Rework est le sous-produit des activités de Fried et Hansson, Basecamp

Les auteurs de Rework sont également les fondateurs de Basecamp, société de développement de logiciels en ligne, fondée en 1999 à Chicago. Basecamp étant un outil de gestion de projet conçu pour aider les gens à travailler plus efficacement, ils considèrent leur livre comme un sous-produit de leur entreprise. Il a été écrit comme un livre sur le développement personnel où ils partagent tout ce qu’ils ont appris sur la productivité et le travail au cours de leurs activités professionnelles… et aussi destiné à motiver les lecteurs à se renseigner sur les produits qu’ils proposent. Jason Fried tient un blog renommé sur la collaboration, la productivité et la nature du travail. David Heinemeier Hansson (un Danois) est également célèbre pour la création du framework web libre Ruby on Rails (qui a de nombreux fans chez les geeks).

Sorti en 2010, le livre est instantanément devenu un best-seller. Il y a sept ans, son approche pragmatique de type small is beautiful (petit, c’est beau) des entreprises était novatrice. Le livre n’est certes plus tout jeune et l’effet de nouveauté s’est estompé, mais ses leçons restent extrêmement utiles pour toute personne qui s’intéresse à la gestion d’une entreprise, qui souhaite travailler avec une équipe et augmenter sa productivité.

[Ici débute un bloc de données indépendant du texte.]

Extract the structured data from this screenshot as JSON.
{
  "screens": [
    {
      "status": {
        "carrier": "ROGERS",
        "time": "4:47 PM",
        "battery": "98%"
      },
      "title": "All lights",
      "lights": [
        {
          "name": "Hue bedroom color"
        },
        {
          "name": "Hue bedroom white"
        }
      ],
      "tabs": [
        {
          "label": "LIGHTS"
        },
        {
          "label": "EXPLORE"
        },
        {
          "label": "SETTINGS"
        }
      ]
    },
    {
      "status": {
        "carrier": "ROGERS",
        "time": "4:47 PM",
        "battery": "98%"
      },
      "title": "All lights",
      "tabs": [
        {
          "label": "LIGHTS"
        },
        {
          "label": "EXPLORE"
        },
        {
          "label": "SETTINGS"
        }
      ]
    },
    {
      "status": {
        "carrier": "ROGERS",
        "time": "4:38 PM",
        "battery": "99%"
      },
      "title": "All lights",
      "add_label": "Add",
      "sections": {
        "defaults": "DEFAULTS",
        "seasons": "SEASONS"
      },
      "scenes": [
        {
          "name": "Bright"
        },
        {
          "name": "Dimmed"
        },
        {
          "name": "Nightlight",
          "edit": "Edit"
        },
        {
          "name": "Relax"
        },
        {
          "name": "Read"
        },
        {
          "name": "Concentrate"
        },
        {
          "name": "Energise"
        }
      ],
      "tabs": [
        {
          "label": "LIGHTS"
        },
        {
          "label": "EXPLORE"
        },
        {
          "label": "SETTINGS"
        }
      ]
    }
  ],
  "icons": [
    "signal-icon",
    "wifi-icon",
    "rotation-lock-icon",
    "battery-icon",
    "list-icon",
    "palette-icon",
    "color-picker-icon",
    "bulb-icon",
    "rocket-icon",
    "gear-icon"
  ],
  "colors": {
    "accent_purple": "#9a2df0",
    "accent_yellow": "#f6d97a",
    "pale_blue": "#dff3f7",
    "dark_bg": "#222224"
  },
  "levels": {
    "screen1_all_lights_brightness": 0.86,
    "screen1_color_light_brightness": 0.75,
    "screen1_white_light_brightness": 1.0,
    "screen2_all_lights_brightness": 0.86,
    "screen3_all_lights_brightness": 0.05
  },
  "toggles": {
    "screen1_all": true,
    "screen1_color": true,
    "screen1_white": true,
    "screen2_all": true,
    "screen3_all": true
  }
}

Oubliez les vieilles théories sur les affaires et le monde réel

  • « *Le monde réel n’est pas un lieu, c’est une excuse. C’est une justification pour ne pas essayer.* » Rien ne peut commencer par des avertissements sur le « monde réel ». Rien de nouveau ou de révolutionnaire n’a jamais été réalisé par des personnes qui ont pris des conseils auprès d’experts du « monde réel ». Le « monde réel » est destiné aux personnes désespérées et pessimistes.
  • Ne vous concentrez pas trop sur la planification. La planification d’entreprise est toujours un fantasme. Elle est également incompatible avec l’improvisation. Il est dangereux de suivre aveuglément un plan qui ne correspond en rien à la réalité.
  • Small is beautiful (petit, c’est beau), pourquoi la croissance est-elle toujours le but ? La taille compte surtout pour ceux qui ont des problèmes d’ego surdimensionnés. Lorsque vous êtes petit, vous êtes agile et créatif. Vous pouvez également avoir une vie professionnelle heureuse. Alors, pourquoi ne pas continuer ainsi  ?
  • « Notre culture célèbre le concept de bourreau de travail. C’est stupide. Les bourreaux de travail adorent créer des problèmes pour passer du temps à les résoudre et être des héros. Le workaholism ou obsession du travail ne dure jamais bien longtemps. Cette attitude ruine le moral, crée un sentiment de culpabilité et une culture du présentéisme. C’est le contraire du travail productif  !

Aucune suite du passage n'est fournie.